A hidden gem of the center is its library, located on the second floor of the Witherspoon Student Center. Readers can find 7,000 books, many of which were written by Black authors. There are fiction, nonfiction, adult, young-adult and children’s books, all representative of African American and Black diasporic culture.
“We work together with the third floor to bring students in and engage in community,” said Brionna Johnson, the center’s interim library coordinator. “If they ever have questions or want to learn more about their culture or about other cultures, they can definitely find those things in the library.”
People can study, watch movies and read. There’s also a meditation room, available for anyone who needs a quiet space. Next door to the library is an art gallery, which often displays local artists’ work. Johnson hopes to include more student work in the gallery, elevating students from observers to active participants. These areas help students deepen their personal and cultural understanding.
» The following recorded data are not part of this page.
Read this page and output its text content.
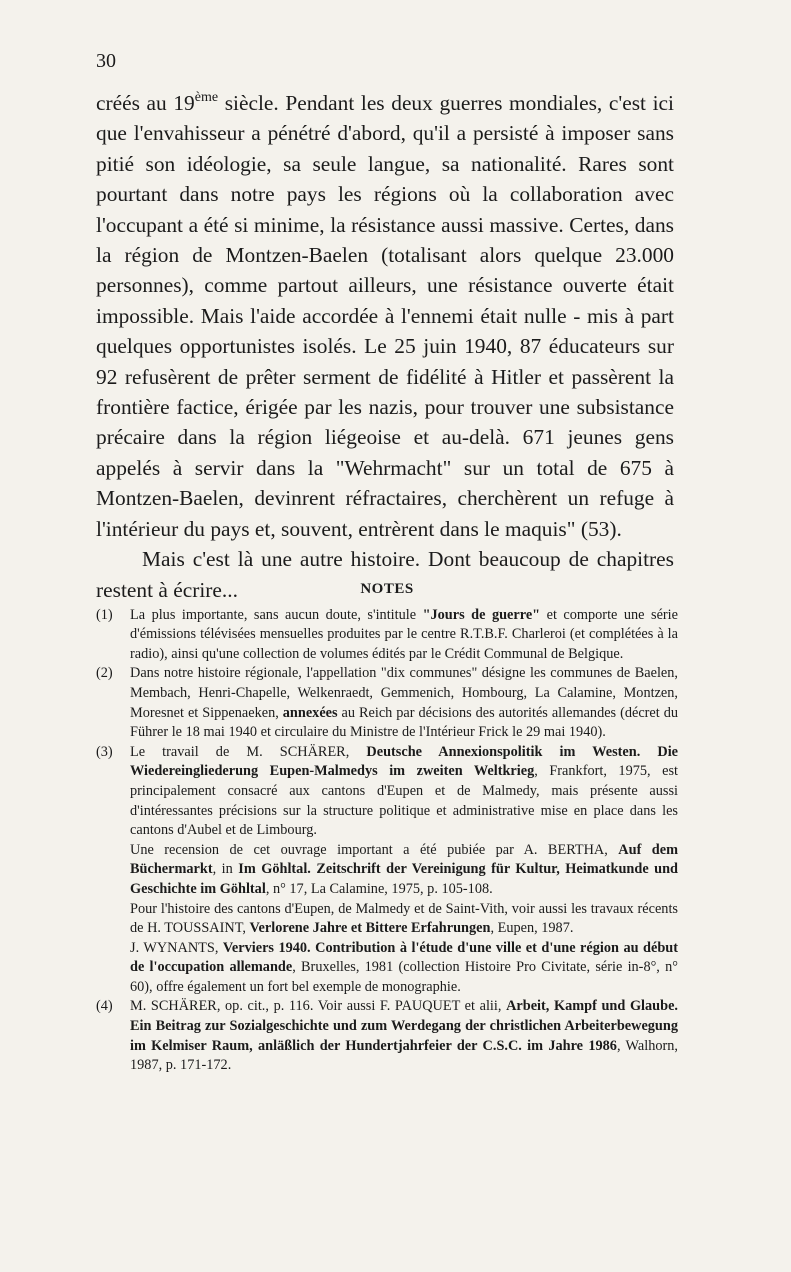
30

créés au 19ème siècle. Pendant les deux guerres mondiales, c'est ici que l'envahisseur a pénétré d'abord, qu'il a persisté à imposer sans pitié son idéologie, sa seule langue, sa nationalité. Rares sont pourtant dans notre pays les régions où la collaboration avec l'occupant a été si minime, la résistance aussi massive. Certes, dans la région de Montzen-Baelen (totalisant alors quelque 23.000 personnes), comme partout ailleurs, une résistance ouverte était impossible. Mais l'aide accordée à l'ennemi était nulle - mis à part quelques opportunistes isolés. Le 25 juin 1940, 87 éducateurs sur 92 refusèrent de prêter serment de fidélité à Hitler et passèrent la frontière factice, érigée par les nazis, pour trouver une subsistance précaire dans la région liégeoise et au-delà. 671 jeunes gens appelés à servir dans la "Wehrmacht" sur un total de 675 à Montzen-Baelen, devinrent réfractaires, cherchèrent un refuge à l'intérieur du pays et, souvent, entrèrent dans le maquis" (53).

Mais c'est là une autre histoire. Dont beaucoup de chapitres restent à écrire...	NOTES
(1)	La plus importante, sans aucun doute, s'intitule "Jours de guerre" et comporte une série d'émissions télévisées mensuelles produites par le centre R.T.B.F. Charleroi (et complétées à la radio), ainsi qu'une collection de volumes édités par le Crédit Communal de Belgique.
(2)	Dans notre histoire régionale, l'appellation "dix communes" désigne les communes de Baelen, Membach, Henri-Chapelle, Welkenraedt, Gemmenich, Hombourg, La Calamine, Montzen, Moresnet et Sippenaeken, annexées au Reich par décisions des autorités allemandes (décret du Führer le 18 mai 1940 et circulaire du Ministre de l'Intérieur Frick le 29 mai 1940).
(3)	Le travail de M. SCHÄRER, Deutsche Annexionspolitik im Westen. Die Wiedereingliederung Eupen-Malmedys im zweiten Weltkrieg, Frankfort, 1975, est principalement consacré aux cantons d'Eupen et de Malmedy, mais présente aussi d'intéressantes précisions sur la structure politique et administrative mise en place dans les cantons d'Aubel et de Limbourg.

Une recension de cet ouvrage important a été pubiée par A. BERTHA, Auf dem Büchermarkt, in Im Göhltal. Zeitschrift der Vereinigung für Kultur, Heimatkunde und Geschichte im Göhltal, n° 17, La Calamine, 1975, p. 105-108.

Pour l'histoire des cantons d'Eupen, de Malmedy et de Saint-Vith, voir aussi les travaux récents de H. TOUSSAINT, Verlorene Jahre et Bittere Erfahrungen, Eupen, 1987.

J. WYNANTS, Verviers 1940. Contribution à l'étude d'une ville et d'une région au début de l'occupation allemande, Bruxelles, 1981 (collection Histoire Pro Civitate, série in-8°, n° 60), offre également un fort bel exemple de monographie.

(4)	M. SCHÄRER, op. cit., p. 116. Voir aussi F. PAUQUET et alii, Arbeit, Kampf und Glaube. Ein Beitrag zur Sozialgeschichte und zum Werdegang der christlichen Arbeiterbewegung im Kelmiser Raum, anläßlich der Hundertjahrfeier der C.S.C. im Jahre 1986, Walhorn, 1987, p. 171-172.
“Come and show up as you are — whether you want to sit down and watch some TV, play some music, read a book, study,” Johnson said. “Be authentically you and do what you need to do.”
Fostering Community and Belonging
Since the AACC’s inception in the 1970s, it has been home to generations of Black students looking for community and a space to feel they belong. More than 30 years later, the center continues to ensure members of the Wolfpack thrive.
“When folks come into this space, it’s very affirming,” Qaasim said. “It’s a space where you can say, ‘Oh, I can enter as I am, no matter what’s going on with me — good day, bad day, mad, happy, excited, tired. I can come in and I can be affirmed and supported.’”
The center helps connect students, faculty, staff and organizations as a hub for the Black community on campus. Black students make up about 6% of the 38,000 students enrolled at NC State, a predominantly white institution (PWI). The AACC offers a safe space for students to share their experiences and build community both inside and outside its walls.
“There’s a level of camaraderie and togetherness in the Black community, being at a PWI,” Grant said. “Our community is large enough that I sometimes forget I go to a PWI. I work, I study, I have fun — all at the AACC.”